第3回 医療扶助と介護扶助を押さえよう!

【医療扶助】
生活保護の受給者は、国民健康保険の適用から外れる

 生活保護の受給者は、国民健康保険の被保険者から除外されており、「医療扶助」で医療を受けることになります。

医療扶助を受けるためには、申請が必要

 医療扶助は、原則として、被保護者による申請が必要となります。まずは、住んでいる地域の福祉事務所へ「保護申請書」あるいは「保護変更申請書(傷病届)」を提出し、福祉事務所から「医療要否意見書」(医師等の見解を尋ねる書類)の交付を受けなければなりません。

 「医療要否意見書」の交付を受けたら、それを持って、生活保護法指定の医療機関に行きます。その後、医療機関で診察結果等を記録のうえ、「医療要否意見書」を福祉事務所へと提出。医療が必要と認められた場合には、「医療券」が交付される、という流れになります。以降は、この医療券を持って、生活保護法指定の医療機関を受診することになります。

 ただし、医療券は月が替わったら効力を失います。引き続き受診が必要な場合には、福祉事務所へ再申請が必要です。

【介護扶助】
年齢によって、扶助のあり方が異なる

 生活保護の受給者であっても、65歳に達すると、介護保険の第1号被保険者となります。

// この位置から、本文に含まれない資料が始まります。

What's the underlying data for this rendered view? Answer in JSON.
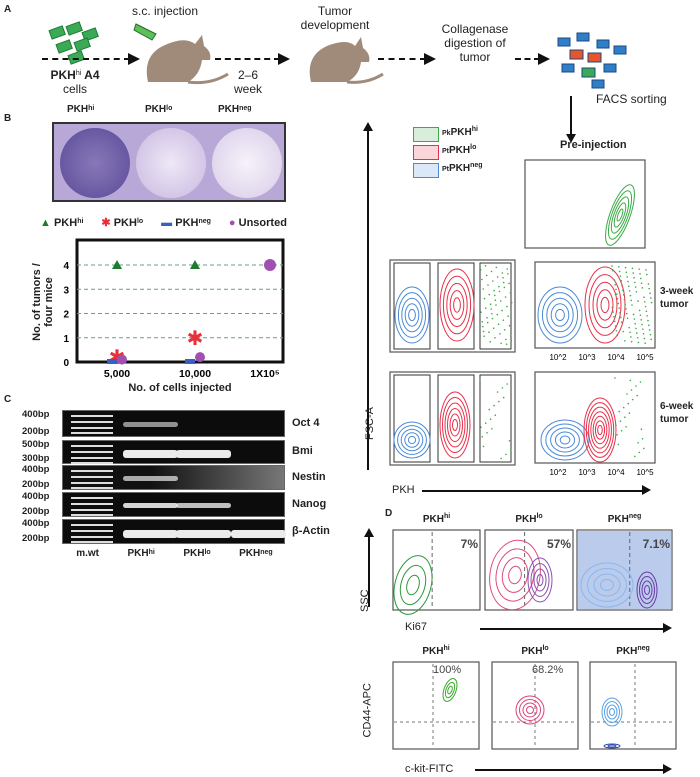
{
  "panel_a": {
    "letter": "A",
    "start_label": {
      "base": "PKH",
      "sup": "hi",
      "rest": " A4",
      "line2": "cells"
    },
    "injection": "s.c. injection",
    "duration": {
      "line1": "2–6",
      "line2": "week"
    },
    "tumor_development": {
      "line1": "Tumor",
      "line2": "development"
    },
    "digestion": {
      "line1": "Collagenase",
      "line2": "digestion of",
      "line3": "tumor"
    },
    "facs": "FACS sorting",
    "colors": {
      "mouse": "#a08a7a",
      "cells_green": "#3aaa55",
      "cells_blue": "#2f7fc8",
      "cells_red": "#e8552b"
    }
  },
  "panel_b": {
    "letter": "B",
    "well_labels": [
      {
        "base": "PKH",
        "sup": "hi"
      },
      {
        "base": "PKH",
        "sup": "lo"
      },
      {
        "base": "PKH",
        "sup": "neg"
      }
    ],
    "legend": [
      {
        "base": "PKH",
        "sup": "hi",
        "marker": "triangle",
        "color": "#1e7a2e"
      },
      {
        "base": "PKH",
        "sup": "lo",
        "marker": "star",
        "color": "#e8303a"
      },
      {
        "base": "PKH",
        "sup": "neg",
        "marker": "rect",
        "color": "#3a5fc0"
      },
      {
        "base": "Unsorted",
        "sup": "",
        "marker": "circle",
        "color": "#a050b0"
      }
    ]
  },
  "chart_data": {
    "type": "scatter",
    "xlabel": "No. of cells injected",
    "ylabel_line1": "No. of tumors /",
    "ylabel_line2": "four mice",
    "categories": [
      "5,000",
      "10,000",
      "1X10^5"
    ],
    "y_ticks": [
      "0",
      "1",
      "2",
      "3",
      "4"
    ],
    "ylim": [
      0,
      4
    ],
    "grid": "horizontal dashed",
    "legend_position": "top",
    "series": [
      {
        "name": "PKHhi",
        "values": [
          4,
          4,
          null
        ]
      },
      {
        "name": "PKHlo",
        "values": [
          0.2,
          1,
          null
        ]
      },
      {
        "name": "PKHneg",
        "values": [
          0,
          0,
          null
        ]
      },
      {
        "name": "Unsorted",
        "values": [
          0.1,
          0.2,
          4
        ]
      }
    ]
  },
  "panel_c": {
    "letter": "C",
    "rows": [
      {
        "gene": "Oct 4",
        "top_bp": "400bp",
        "bottom_bp": "200bp",
        "bands": [
          0.6,
          0,
          0
        ]
      },
      {
        "gene": "Bmi",
        "top_bp": "500bp",
        "bottom_bp": "300bp",
        "bands": [
          1,
          1,
          0
        ]
      },
      {
        "gene": "Nestin",
        "top_bp": "400bp",
        "bottom_bp": "200bp",
        "bands": [
          0.7,
          0,
          0
        ]
      },
      {
        "gene": "Nanog",
        "top_bp": "400bp",
        "bottom_bp": "200bp",
        "bands": [
          0.9,
          0.8,
          0
        ]
      },
      {
        "gene": "β-Actin",
        "top_bp": "400bp",
        "bottom_bp": "200bp",
        "bands": [
          1,
          1,
          1
        ]
      }
    ],
    "lanes": [
      {
        "base": "m.wt",
        "sup": ""
      },
      {
        "base": "PKH",
        "sup": "hi"
      },
      {
        "base": "PKH",
        "sup": "lo"
      },
      {
        "base": "PKH",
        "sup": "neg"
      }
    ]
  },
  "facs_panel": {
    "y_axis": "FSC-A",
    "x_axis": "PKH",
    "legend": [
      {
        "prefix": "Pk",
        "base": "PKH",
        "sup": "hi",
        "color": "#3aaa44"
      },
      {
        "prefix": "Pt",
        "base": "PKH",
        "sup": "lo",
        "color": "#e8304a"
      },
      {
        "prefix": "Pt",
        "base": "PKH",
        "sup": "neg",
        "color": "#4a8ad8"
      }
    ],
    "pre_injection": "Pre-injection",
    "row_3week": {
      "line1": "3-week",
      "line2": "tumor"
    },
    "row_6week": {
      "line1": "6-week",
      "line2": "tumor"
    },
    "x_ticks": [
      "10^2",
      "10^3",
      "10^4",
      "10^5"
    ]
  },
  "panel_d": {
    "letter": "D",
    "ki67": {
      "y_axis": "SSC",
      "x_axis": "Ki67",
      "plots": [
        {
          "base": "PKH",
          "sup": "hi",
          "percent": "7%",
          "color": "#2a9a3a"
        },
        {
          "base": "PKH",
          "sup": "lo",
          "percent": "57%",
          "color": "#e04a80"
        },
        {
          "base": "PKH",
          "sup": "neg",
          "percent": "7.1%",
          "color": "#2a5ab8"
        }
      ]
    },
    "cd44": {
      "y_axis": "CD44-APC",
      "x_axis": "c-kit-FITC",
      "plots": [
        {
          "base": "PKH",
          "sup": "hi",
          "percent": "100%",
          "color": "#3aaa2a"
        },
        {
          "base": "PKH",
          "sup": "lo",
          "percent": "68.2%",
          "color": "#e0407a"
        },
        {
          "base": "PKH",
          "sup": "neg",
          "percent": "",
          "color": "#5aa0e0"
        }
      ]
    }
  }
}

介護サービスが必要な場合は、介護保険から9割が給付され、残りの1割は生活保護の介護扶助で賄われます。

 一方、第2号被保険者は、「市町村の区域内に住所を有する40歳以上65歳未満の医療保険加入者」です(介護保険法第9条第2号)。生活保護の受給者は、前述のとおり、国民健康保険の適用を外れ、医療扶助で受診することになるため、大半がこの要件を満たしていません。

 これらの人が要介護状態に陥った場合、介護費の10割が生活保護から支給されます(介護扶助)。第2号被保険者と“みなす” 取り扱いから、このような人たちを「みなし2号」と呼ぶことがあります。ただし、生活保護制度には「他方他施策優先」の原則があることから、障害者総合支援法による給付が優先されます。